AKP Büro personeli, Kastamonu'dan geliyor. Bütün Kastamonulular tabloyu biliyor. Bir kişi kalkıp lüks arabalar içinde yaşıyor ve bir büro personeli. Kimse görmüyor mu? Görmüyor çünkü herkes aynı şekilde yaşıyor. Değerlerden bahsediyorlar hangi değerler?

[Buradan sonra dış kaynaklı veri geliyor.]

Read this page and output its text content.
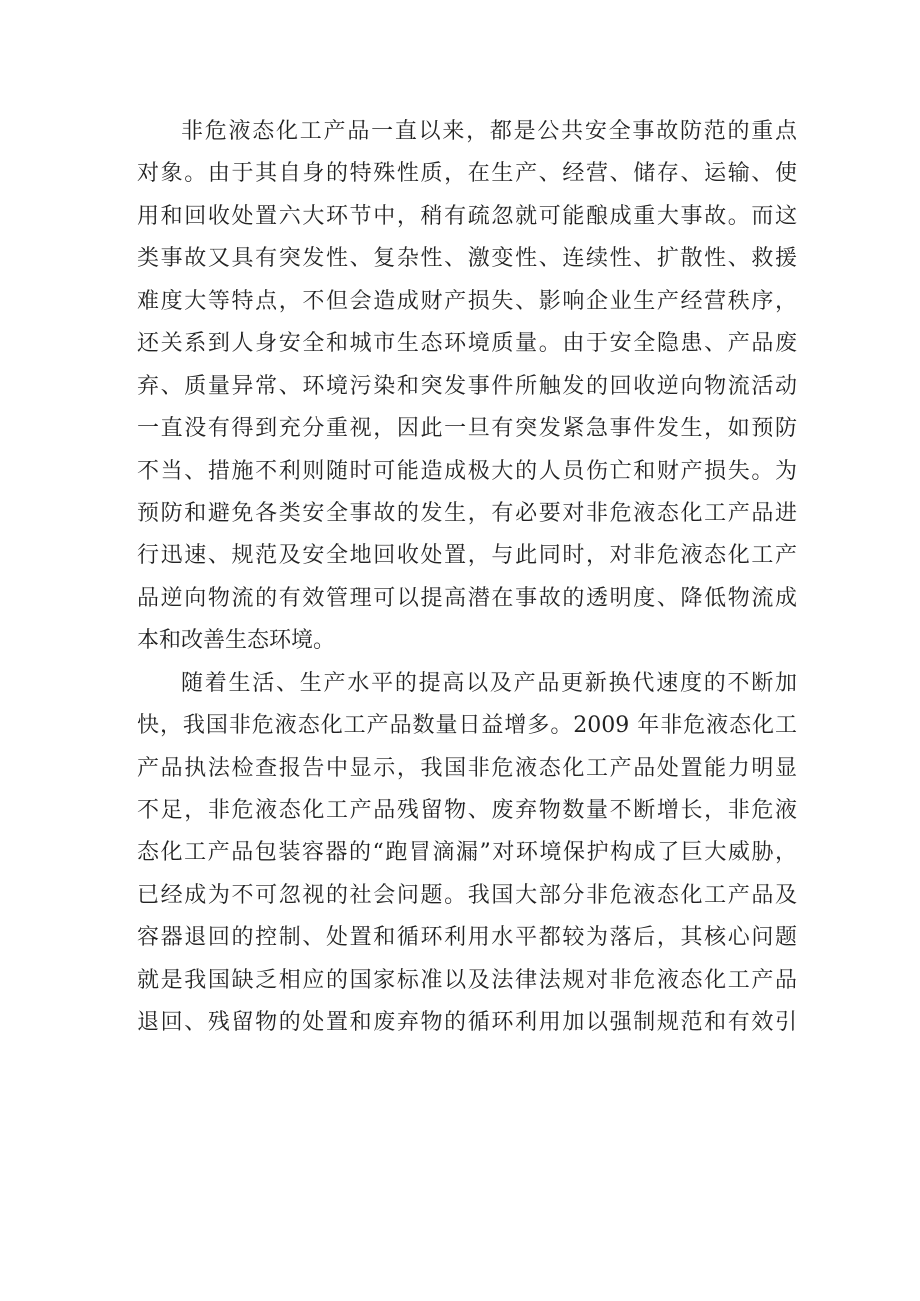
非危液态化工产品一直以来，都是公共安全事故防范的重点
对象。由于其自身的特殊性质，在生产、经营、储存、运输、使
用和回收处置六大环节中，稍有疏忽就可能酿成重大事故。而这
类事故又具有突发性、复杂性、激变性、连续性、扩散性、救援
难度大等特点，不但会造成财产损失、影响企业生产经营秩序，
还关系到人身安全和城市生态环境质量。由于安全隐患、产品废
弃、质量异常、环境污染和突发事件所触发的回收逆向物流活动
一直没有得到充分重视，因此一旦有突发紧急事件发生，如预防
不当、措施不利则随时可能造成极大的人员伤亡和财产损失。为
预防和避免各类安全事故的发生，有必要对非危液态化工产品进
行迅速、规范及安全地回收处置，与此同时，对非危液态化工产
品逆向物流的有效管理可以提高潜在事故的透明度、降低物流成
本和改善生态环境。
随着生活、生产水平的提高以及产品更新换代速度的不断加
快，我国非危液态化工产品数量日益增多。2009 年非危液态化工
产品执法检查报告中显示，我国非危液态化工产品处置能力明显
不足，非危液态化工产品残留物、废弃物数量不断增长，非危液
态化工产品包装容器的“跑冒滴漏”对环境保护构成了巨大威胁，
已经成为不可忽视的社会问题。我国大部分非危液态化工产品及
容器退回的控制、处置和循环利用水平都较为落后，其核心问题
就是我国缺乏相应的国家标准以及法律法规对非危液态化工产品
退回、残留物的处置和废弃物的循环利用加以强制规范和有效引
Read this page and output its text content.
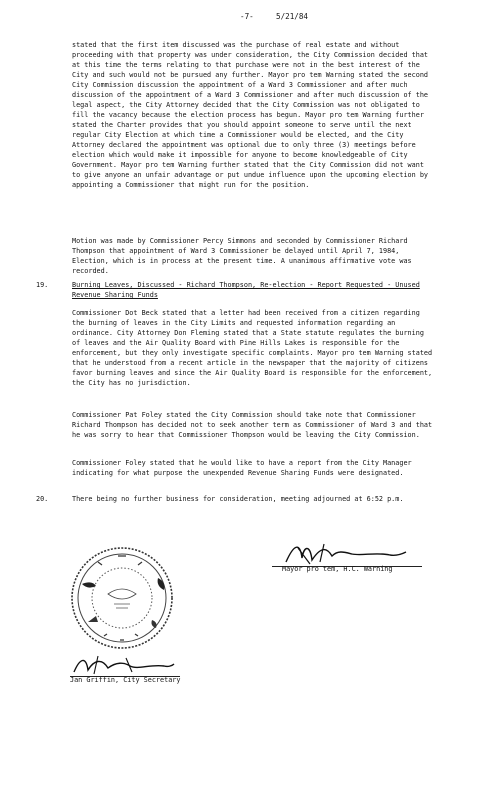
-7-	5/21/84

stated that the first item discussed was the purchase of real estate and without proceeding with that property was under consideration, the City Commission decided that at this time the terms relating to that purchase were not in the best interest of the City and such would not be pursued any further. Mayor pro tem Warning stated the second City Commission discussion the appointment of a Ward 3 Commissioner and after much discussion of the appointment of a Ward 3 Commissioner and after much discussion of the legal aspect, the City Attorney decided that the City Commission was not obligated to fill the vacancy because the election process has begun. Mayor pro tem Warning further stated the Charter provides that you should appoint someone to serve until the next regular City Election at which time a Commissioner would be elected, and the City Attorney declared the appointment was optional due to only three (3) meetings before election which would make it impossible for anyone to become knowledgeable of City Government. Mayor pro tem Warning further stated that the City Commission did not want to give anyone an unfair advantage or put undue influence upon the upcoming election by appointing a Commissioner that might run for the position.

Motion was made by Commissioner Percy Simmons and seconded by Commissioner Richard Thompson that appointment of Ward 3 Commissioner be delayed until April 7, 1984, Election, which is in process at the present time. A unanimous affirmative vote was recorded.

19.	Burning Leaves, Discussed - Richard Thompson, Re-election - Report Requested - Unused Revenue Sharing Funds

Commissioner Dot Beck stated that a letter had been received from a citizen regarding the burning of leaves in the City Limits and requested information regarding an ordinance. City Attorney Don Fleming stated that a State statute regulates the burning of leaves and the Air Quality Board with Pine Hills Lakes is responsible for the enforcement, but they only investigate specific complaints. Mayor pro tem Warning stated that he understood from a recent article in the newspaper that the majority of citizens favor burning leaves and since the Air Quality Board is responsible for the enforcement, the City has no jurisdiction.

Commissioner Pat Foley stated the City Commission should take note that Commissioner Richard Thompson has decided not to seek another term as Commissioner of Ward 3 and that he was sorry to hear that Commissioner Thompson would be leaving the City Commission.

Commissioner Foley stated that he would like to have a report from the City Manager indicating for what purpose the unexpended Revenue Sharing Funds were designated.

20.	There being no further business for consideration, meeting adjourned at 6:52 p.m.

Mayor pro tem, H.C. Warning
Jan Griffin, City Secretary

BAHÇELİ'NİN KILIÇDAROĞLU ELEŞTİRİLERİ
Ülke perişan ama kendisine milliyetçiyim diyen bir partinin Genel Başkanı var. Tek gündem konusu benim. Onun tek derdi muhterem beyefendi orada nasıl kalacak? Ben de altına halı olayım. Ve yine sayın Bahçeli'nin bir güne bir gün "tank-palet fabrikasını alacağım, şanlı ordumuza geri iade edeceğim" dediğini duydunuz mu? Kim gerçek milliyetçi? Biz... İyi ki bu ülkede Cumhuriyet Halk Partisi var.